Le imposte dipendono da dove il volo inizia e termina, e un buon preventivo le indica separatamente.

Stati Uniti: il charter nazionale è soggetto alla federal excise tax del 7,5% sulla tariffa più una segment fee nazionale di 5,30 $ per passeggero per tratta (tariffa 2026). I voli che iniziano o terminano fuori dagli Stati Uniti pagano invece l'international facilities fee di 23,40 $ per passeggero. La FET si applica all'intero importo pagato all'operatore, inclusi posizionamento e catering da lui fatturati. I voli del proprietario in Part 91 sono esenti ma soggetti all'imposta sul carburante.

Regno Unito: l'Air Passenger Duty si applica per ogni passeggero in partenza dal Regno Unito, e i business jet oltre le 20 tonnellate con meno di 19 posti pagano la fascia più alta, attualmente diverse centinaia di sterline a persona sui voli a lungo raggio. L'IVA al 20% si applica al charter nazionale nel Regno Unito.

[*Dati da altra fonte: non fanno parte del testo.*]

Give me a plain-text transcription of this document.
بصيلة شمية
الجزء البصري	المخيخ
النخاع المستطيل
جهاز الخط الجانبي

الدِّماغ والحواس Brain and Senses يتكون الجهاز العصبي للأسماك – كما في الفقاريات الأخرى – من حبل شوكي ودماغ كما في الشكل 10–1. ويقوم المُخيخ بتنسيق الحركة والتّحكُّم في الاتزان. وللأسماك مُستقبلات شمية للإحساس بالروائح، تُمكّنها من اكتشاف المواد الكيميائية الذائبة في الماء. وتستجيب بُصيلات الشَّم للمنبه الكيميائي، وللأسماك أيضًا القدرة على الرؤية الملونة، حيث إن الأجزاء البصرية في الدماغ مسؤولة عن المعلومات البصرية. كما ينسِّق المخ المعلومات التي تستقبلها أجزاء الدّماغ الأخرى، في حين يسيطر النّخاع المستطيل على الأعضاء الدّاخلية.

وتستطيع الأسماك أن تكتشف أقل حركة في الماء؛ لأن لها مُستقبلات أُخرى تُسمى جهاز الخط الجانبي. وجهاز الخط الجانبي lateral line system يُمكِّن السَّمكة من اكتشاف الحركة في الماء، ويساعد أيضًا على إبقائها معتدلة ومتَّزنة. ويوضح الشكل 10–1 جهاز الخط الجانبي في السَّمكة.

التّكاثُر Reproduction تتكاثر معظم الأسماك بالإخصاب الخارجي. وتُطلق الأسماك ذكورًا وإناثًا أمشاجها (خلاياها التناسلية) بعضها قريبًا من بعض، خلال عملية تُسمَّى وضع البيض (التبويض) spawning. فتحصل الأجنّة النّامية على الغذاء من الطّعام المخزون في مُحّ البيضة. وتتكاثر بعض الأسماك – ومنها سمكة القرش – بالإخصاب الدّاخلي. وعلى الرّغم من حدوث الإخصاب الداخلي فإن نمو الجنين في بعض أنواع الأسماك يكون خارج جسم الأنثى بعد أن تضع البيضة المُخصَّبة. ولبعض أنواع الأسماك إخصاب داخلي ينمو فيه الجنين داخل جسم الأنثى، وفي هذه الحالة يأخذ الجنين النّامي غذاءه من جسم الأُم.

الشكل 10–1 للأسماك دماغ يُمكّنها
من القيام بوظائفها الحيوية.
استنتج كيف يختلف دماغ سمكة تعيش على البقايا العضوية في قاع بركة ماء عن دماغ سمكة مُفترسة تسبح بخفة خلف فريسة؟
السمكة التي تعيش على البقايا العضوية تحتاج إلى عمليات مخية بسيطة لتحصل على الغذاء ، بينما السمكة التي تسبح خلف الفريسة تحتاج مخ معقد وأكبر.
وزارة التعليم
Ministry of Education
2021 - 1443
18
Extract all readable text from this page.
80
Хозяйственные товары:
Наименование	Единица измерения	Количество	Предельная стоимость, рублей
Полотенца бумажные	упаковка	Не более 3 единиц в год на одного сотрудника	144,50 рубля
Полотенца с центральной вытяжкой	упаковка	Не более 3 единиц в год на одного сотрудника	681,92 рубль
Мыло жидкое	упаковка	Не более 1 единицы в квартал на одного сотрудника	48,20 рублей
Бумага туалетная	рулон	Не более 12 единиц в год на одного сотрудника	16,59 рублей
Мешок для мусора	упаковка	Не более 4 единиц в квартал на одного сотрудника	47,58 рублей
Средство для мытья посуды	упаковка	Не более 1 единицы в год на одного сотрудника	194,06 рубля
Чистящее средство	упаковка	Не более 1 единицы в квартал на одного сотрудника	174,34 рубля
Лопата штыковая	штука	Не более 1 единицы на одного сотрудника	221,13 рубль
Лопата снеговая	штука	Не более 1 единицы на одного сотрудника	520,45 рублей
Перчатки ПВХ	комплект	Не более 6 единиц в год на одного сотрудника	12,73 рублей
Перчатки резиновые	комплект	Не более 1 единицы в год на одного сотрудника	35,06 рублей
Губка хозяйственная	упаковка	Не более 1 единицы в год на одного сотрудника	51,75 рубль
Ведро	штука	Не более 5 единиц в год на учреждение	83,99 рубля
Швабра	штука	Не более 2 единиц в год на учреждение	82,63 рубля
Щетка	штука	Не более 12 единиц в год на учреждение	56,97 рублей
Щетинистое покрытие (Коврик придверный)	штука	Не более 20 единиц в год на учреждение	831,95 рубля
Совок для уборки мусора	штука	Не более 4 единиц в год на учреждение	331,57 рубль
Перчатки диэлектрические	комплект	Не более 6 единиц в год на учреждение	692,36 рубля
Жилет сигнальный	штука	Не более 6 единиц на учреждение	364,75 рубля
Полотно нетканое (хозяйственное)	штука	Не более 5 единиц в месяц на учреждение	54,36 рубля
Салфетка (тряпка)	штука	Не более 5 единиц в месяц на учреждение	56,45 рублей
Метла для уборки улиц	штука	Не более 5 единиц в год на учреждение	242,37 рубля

Unione Europea: il charter nazionale all'interno di uno Stato membro è di solito soggetto all'IVA nazionale (fino al 27%); i voli transfrontalieri sono generalmente esenti da IVA. I costi del carbonio EU ETS vengono trasferiti al cliente, in genere qualche centinaio di euro per tratta intraeuropea.

Altrove: molti Paesi applicano tasse di servizio passeggeri o di partenza a persona, e alcuni, come India e Brasile, applicano al charter imposte su beni e servizi o municipali. Chiedete se il preventivo le include.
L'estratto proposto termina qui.